All of these packages are designed for univariate analysis for a one dimensional time series of floating point values at a time. In contrast in the engineering and industrial statistical process control literature, methods for handling multivariate methods are quite mature. In the engineering and industrial statistics literature multivariate control charts are a well studied example of using multiple measurements simultaneously and gaining value from the correlation in multiple measurements.

Hotelling in 1947 (more from NIST) introduced the T^2 statistic which is a scalar that combines the information about the distribution of samples in several measurement dimensions. This statistic can be thought of as the multivariate extension of Student’s t-statistic. The expression for the statistic can be given in terms of the vector value of the mean, \bf{m}, observations \bf{X} and inverse covariance matrix \bf{S}^{-1}: T^2 = c( \bf{X-m’} ) \bf{S}^{-1} ( \bf{X-m} ) \, .

By taking into account the correlation of multiple variables practitioners can more effectively control the rates of false positive and false negative alerts in multivariate systems.

#Industrial Systems are A Great Frontier for Data Scientists and Knowledge Exchange

People in lots of different domains are recognizing the value of data and the opportunities present to work in a data driven fashion. In particular to value of data that is being recorded can be surfaced to use historical data to support real time actions and decision making. This bottom up approach of understanding engineered systems based on the data is made more powerful from the availability of low-cost computation and storage, the advancement in computational statistical methodologies, and the improvement in engineering understanding of how to handle data among the workforce.

With a sufficient degree of abstraction a lot of the challenges faced by a network operations engineer, or a site reliability engineering are very similar to those faced by someone monitoring and administering an industrial process. However, there exists a gap in familiarity with the specifics of the problems faced in each domain.

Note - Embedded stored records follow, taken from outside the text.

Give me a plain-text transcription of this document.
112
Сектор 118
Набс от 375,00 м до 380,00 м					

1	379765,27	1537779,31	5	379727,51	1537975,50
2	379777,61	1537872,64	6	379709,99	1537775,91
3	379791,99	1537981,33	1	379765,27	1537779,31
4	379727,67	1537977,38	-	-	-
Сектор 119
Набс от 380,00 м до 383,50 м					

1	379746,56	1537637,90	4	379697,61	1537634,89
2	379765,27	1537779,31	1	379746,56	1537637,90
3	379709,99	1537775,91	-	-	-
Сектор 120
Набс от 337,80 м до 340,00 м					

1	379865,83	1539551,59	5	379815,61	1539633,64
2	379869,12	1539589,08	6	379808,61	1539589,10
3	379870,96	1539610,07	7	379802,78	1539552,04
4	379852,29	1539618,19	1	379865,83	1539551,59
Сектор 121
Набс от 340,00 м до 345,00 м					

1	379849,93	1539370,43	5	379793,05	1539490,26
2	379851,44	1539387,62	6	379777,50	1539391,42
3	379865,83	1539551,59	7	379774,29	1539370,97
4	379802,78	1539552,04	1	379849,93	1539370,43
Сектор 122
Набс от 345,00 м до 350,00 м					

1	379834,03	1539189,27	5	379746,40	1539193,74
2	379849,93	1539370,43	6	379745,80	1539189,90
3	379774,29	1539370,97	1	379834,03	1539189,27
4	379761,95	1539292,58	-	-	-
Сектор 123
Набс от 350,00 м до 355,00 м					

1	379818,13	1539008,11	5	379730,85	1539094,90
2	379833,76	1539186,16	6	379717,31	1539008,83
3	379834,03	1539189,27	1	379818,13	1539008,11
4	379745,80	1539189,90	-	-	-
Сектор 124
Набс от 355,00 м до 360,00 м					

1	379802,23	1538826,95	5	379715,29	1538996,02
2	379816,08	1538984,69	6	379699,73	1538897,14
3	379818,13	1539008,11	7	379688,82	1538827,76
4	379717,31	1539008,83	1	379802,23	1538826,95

This presents an ample opportunity to cross fertilize ideas from multiple previously isolated communities.

It is unlikely the industrial, manufacturing, or chemical engineers will know about columnar data stores, and distributed in memory computation, but traditional big data engineers will have a hard time selling to the chemical manufacturing industry because they don’t understand the problems, and don’t understand the kinds of data and control systems that are already embedded. I expect big advances, and some large enterprises to be formed around this intersection.


  1. Wang, Xue Z. Data mining and knowledge discovery for process monitoring and control. Springer Science & Business Media, 1999.